If there’s a catch, it isn’t the house. It’s new construction in a development about a 13-minute drive from Easy Tiger downtown. A community pool is set to open this spring.
 
And you’ll have time to use it, because Wasden (pictured above and right) doesn’t have a set curriculum or teach structured classes. Instead, he wants to help you achieve your own goals. He’ll point you to the right resources to help you learn the skills you need to complete the projects you want to do, and even pair program with you on them so you get a feel for coding on a team.
 
When you get far enough along, Wasden will invite you to pair program with him on his projects, and eventually even shadow him in his office for a day and sit in on a sprint planning meeting.
 
Wasden doesn’t have anything against traditional coding courses.
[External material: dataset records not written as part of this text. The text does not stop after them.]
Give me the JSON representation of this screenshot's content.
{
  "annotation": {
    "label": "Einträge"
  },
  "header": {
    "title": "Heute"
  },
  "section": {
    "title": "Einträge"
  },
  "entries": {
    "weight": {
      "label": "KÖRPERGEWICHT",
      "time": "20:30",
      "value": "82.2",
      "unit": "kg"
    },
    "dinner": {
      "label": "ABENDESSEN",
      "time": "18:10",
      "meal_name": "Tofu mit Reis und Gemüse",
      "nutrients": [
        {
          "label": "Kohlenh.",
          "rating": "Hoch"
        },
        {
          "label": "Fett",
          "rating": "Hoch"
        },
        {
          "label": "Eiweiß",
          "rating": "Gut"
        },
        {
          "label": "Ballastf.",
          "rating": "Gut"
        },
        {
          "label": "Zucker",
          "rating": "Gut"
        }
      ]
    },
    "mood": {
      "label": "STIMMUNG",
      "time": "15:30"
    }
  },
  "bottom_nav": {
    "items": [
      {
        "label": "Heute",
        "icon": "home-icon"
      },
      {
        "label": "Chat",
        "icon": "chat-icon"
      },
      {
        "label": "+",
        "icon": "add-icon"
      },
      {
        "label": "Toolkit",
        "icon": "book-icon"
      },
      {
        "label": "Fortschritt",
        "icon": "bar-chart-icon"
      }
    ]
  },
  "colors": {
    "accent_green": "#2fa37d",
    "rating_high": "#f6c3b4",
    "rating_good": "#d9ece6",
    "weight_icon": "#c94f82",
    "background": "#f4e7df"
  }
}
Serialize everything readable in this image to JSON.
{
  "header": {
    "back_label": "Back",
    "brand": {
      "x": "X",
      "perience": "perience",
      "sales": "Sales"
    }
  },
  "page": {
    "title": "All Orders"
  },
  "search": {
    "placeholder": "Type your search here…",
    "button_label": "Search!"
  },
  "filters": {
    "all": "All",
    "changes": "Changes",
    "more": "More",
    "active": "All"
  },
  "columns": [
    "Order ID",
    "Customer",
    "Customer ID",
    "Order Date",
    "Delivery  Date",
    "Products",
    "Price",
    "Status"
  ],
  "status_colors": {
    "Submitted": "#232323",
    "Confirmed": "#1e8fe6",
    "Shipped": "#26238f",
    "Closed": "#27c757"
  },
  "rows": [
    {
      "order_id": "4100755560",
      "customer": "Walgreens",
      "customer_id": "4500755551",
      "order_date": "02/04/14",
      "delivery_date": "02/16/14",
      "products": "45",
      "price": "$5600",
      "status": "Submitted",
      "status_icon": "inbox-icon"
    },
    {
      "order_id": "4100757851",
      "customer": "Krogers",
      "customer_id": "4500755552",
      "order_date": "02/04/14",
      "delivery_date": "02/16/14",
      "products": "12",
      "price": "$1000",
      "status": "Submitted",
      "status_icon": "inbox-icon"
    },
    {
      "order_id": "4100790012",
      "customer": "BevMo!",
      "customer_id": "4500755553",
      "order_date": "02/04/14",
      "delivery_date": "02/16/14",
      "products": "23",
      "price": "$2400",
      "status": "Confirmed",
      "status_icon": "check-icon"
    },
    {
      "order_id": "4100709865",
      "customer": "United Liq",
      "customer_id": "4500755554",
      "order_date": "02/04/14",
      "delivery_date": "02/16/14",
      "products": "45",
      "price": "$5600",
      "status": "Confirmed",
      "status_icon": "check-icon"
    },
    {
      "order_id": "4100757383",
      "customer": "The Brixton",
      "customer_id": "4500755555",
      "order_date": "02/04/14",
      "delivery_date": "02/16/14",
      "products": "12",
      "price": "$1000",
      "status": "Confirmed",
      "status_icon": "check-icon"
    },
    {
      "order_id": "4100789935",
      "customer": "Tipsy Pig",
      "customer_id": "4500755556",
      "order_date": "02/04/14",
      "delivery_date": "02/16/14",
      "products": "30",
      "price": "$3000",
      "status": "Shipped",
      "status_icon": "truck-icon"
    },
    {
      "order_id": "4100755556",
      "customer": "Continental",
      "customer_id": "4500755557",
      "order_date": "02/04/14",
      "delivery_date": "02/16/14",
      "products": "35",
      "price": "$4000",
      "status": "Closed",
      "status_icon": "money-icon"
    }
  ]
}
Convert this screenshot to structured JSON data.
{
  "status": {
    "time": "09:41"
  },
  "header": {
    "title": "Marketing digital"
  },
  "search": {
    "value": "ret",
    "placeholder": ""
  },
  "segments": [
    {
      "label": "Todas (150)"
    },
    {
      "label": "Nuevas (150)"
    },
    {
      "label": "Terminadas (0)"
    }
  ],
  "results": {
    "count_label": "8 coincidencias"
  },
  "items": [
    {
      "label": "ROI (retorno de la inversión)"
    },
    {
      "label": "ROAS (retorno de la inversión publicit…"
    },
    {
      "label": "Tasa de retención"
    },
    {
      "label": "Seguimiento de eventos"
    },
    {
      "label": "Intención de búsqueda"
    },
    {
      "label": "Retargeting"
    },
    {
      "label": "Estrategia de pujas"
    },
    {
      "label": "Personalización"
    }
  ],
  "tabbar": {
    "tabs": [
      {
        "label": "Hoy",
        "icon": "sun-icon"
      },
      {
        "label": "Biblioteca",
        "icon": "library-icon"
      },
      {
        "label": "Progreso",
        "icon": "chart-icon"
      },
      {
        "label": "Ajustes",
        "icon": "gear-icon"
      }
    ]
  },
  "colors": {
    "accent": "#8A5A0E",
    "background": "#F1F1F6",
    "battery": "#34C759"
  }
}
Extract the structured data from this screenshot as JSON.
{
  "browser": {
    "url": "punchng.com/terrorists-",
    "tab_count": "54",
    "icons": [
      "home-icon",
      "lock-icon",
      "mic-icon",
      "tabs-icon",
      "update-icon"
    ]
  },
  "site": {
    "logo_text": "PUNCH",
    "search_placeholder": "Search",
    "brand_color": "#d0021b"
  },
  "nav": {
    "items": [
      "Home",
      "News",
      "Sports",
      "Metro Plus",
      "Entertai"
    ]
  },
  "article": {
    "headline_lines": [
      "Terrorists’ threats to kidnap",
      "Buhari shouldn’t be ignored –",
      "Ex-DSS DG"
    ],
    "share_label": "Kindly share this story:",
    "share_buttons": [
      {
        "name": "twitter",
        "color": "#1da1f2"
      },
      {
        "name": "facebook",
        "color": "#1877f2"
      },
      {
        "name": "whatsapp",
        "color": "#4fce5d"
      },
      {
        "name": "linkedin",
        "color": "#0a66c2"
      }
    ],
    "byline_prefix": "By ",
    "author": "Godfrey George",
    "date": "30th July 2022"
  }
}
He graduated from MakerSquare a couple years ago, which is how he got a job as an application engineer at a late-stage startup called BedWatch.
 
After volunteering as a mentor at Railsbridge, which encourages women and minorities to learn Ruby on Rails, he coached a couple friends who were trying to change careers and get into tech.
 
“I loved the learning environment I experienced at MakerSquare,” Wasden said. “I thought it'd be fun and beneficial to my own professional development to create a similar environment where I live.
 
“I figure I'll learn just as much as the people I mentor.”
 
He’s had two responses to his ad since posting it on Sunday.